“Foto ini bagus banget ya, kamu terlihat sangat ceria.”
Saya memandangi sebuah foto candid yang baru saja dikirim oleh instruktur zumba kepada saya. Outfit pink dan kerudung kuning saya, secara tak sengaja berwarna sama dengan bola-bola yang ada di belakang saya. Tak hanya itu, saya tertawa lepas, menyisakan garis mata – ekspresi yang biasa muncul ketika saya terbahak-bahak.
Saya, sang instruktur zumba, dan rekan-rekannya, saat itu sedang berada di pantai untuk melakukan zumba on the beach. Piknik, berolahraga, sambil mengikat tali persaudaraan. Sebuah pengalaman baru bagi saya yang biasanya hanya bertegur sapa di kelas dansa.
Tak banyak yang tahu bahwa pada malam harinya, saya masih menangis tersedu-sedu. Bahkan saat di pantai pun, saya lebih banyak diam. Berbicara hanya ketika ditanya, bahkan berjalan-jalan sendiri menuju tepi laut.

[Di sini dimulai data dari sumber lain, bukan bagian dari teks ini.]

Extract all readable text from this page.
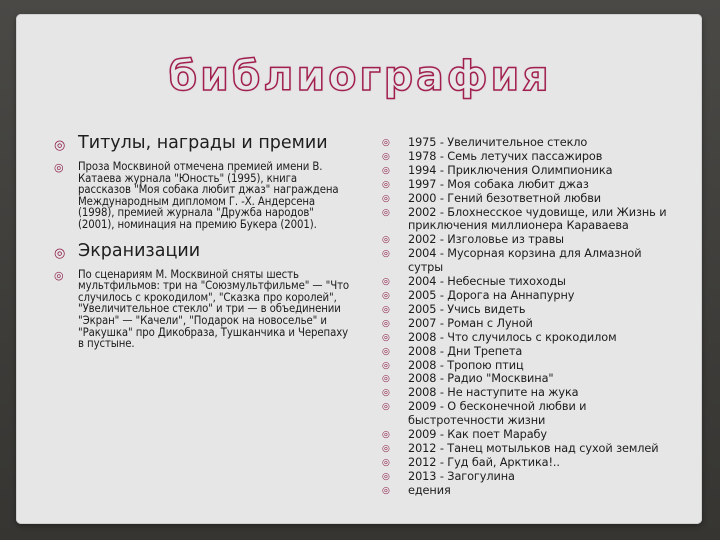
библиография
◎ Титулы, награды и премии
◎ Проза Москвиной отмечена премией имени В. Катаева журнала "Юность" (1995), книга рассказов "Моя собака любит джаз" награждена Международным дипломом Г. -Х. Андерсена (1998), премией журнала "Дружба народов" (2001), номинация на премию Букера (2001).
◎ Экранизации
◎ По сценариям М. Москвиной сняты шесть мультфильмов: три на "Союзмультфильме" — "Что случилось с крокодилом", "Сказка про королей", "Увеличительное стекло" и три — в объединении "Экран" — "Качели", "Подарок на новоселье" и "Ракушка" про Дикобраза, Тушканчика и Черепаху в пустыне.
◎ 1975 - Увеличительное стекло
◎ 1978 - Семь летучих пассажиров
◎ 1994 - Приключения Олимпионика
◎ 1997 - Моя собака любит джаз
◎ 2000 - Гений безответной любви
◎ 2002 - Блохнесское чудовище, или Жизнь и приключения миллионера Караваева
◎ 2002 - Изголовье из травы
◎ 2004 - Мусорная корзина для Алмазной сутры
◎ 2004 - Небесные тихоходы
◎ 2005 - Дорога на Аннапурну
◎ 2005 - Учись видеть
◎ 2007 - Роман с Луной
◎ 2008 - Что случилось с крокодилом
◎ 2008 - Дни Трепета
◎ 2008 - Тропою птиц
◎ 2008 - Радио "Москвина"
◎ 2008 - Не наступите на жука
◎ 2009 - О бесконечной любви и быстротечности жизни
◎ 2009 - Как поет Марабу
◎ 2012 - Танец мотыльков над сухой землей
◎ 2012 - Гуд бай, Арктика!..
◎ 2013 - Загогулина
◎ едения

Tak ada yang menduga bahwa beberapa hari sebelumnya, saya baru saja mengalami patah hati. Yang pertama kalinya setelah sekian tahun. Hubungan yang berawal dari online dating itu memang baru memasuki tahap pembicaraan yang berkembang. Lebih dari sekadar “sedang apa?” atau “sudah makan” menjadi “apa yang kamu pikirkan tentang...?” Setiap harinya, percakapan kami semakin menggebu-gebu karena tampak ada chemistry terjalin di antara kami. Namun sesudah beberapa topik, mulai tampak bahwa perbedaan kami tidak dapat dicarikan jalan keluarnya. Yang membuat saya bersedih hati, kami menutup telepon dengan perasaan marah kepada satu sama lain. Saya pun menangis hingga lelah dan tertidur. Esoknya dan beberapa malam sesudahnya, saya masih terus-menerus menangis. Tak sanggup menerima kenyataan bahwa tiba-tiba saja kami sudah tidak berbicara lagi.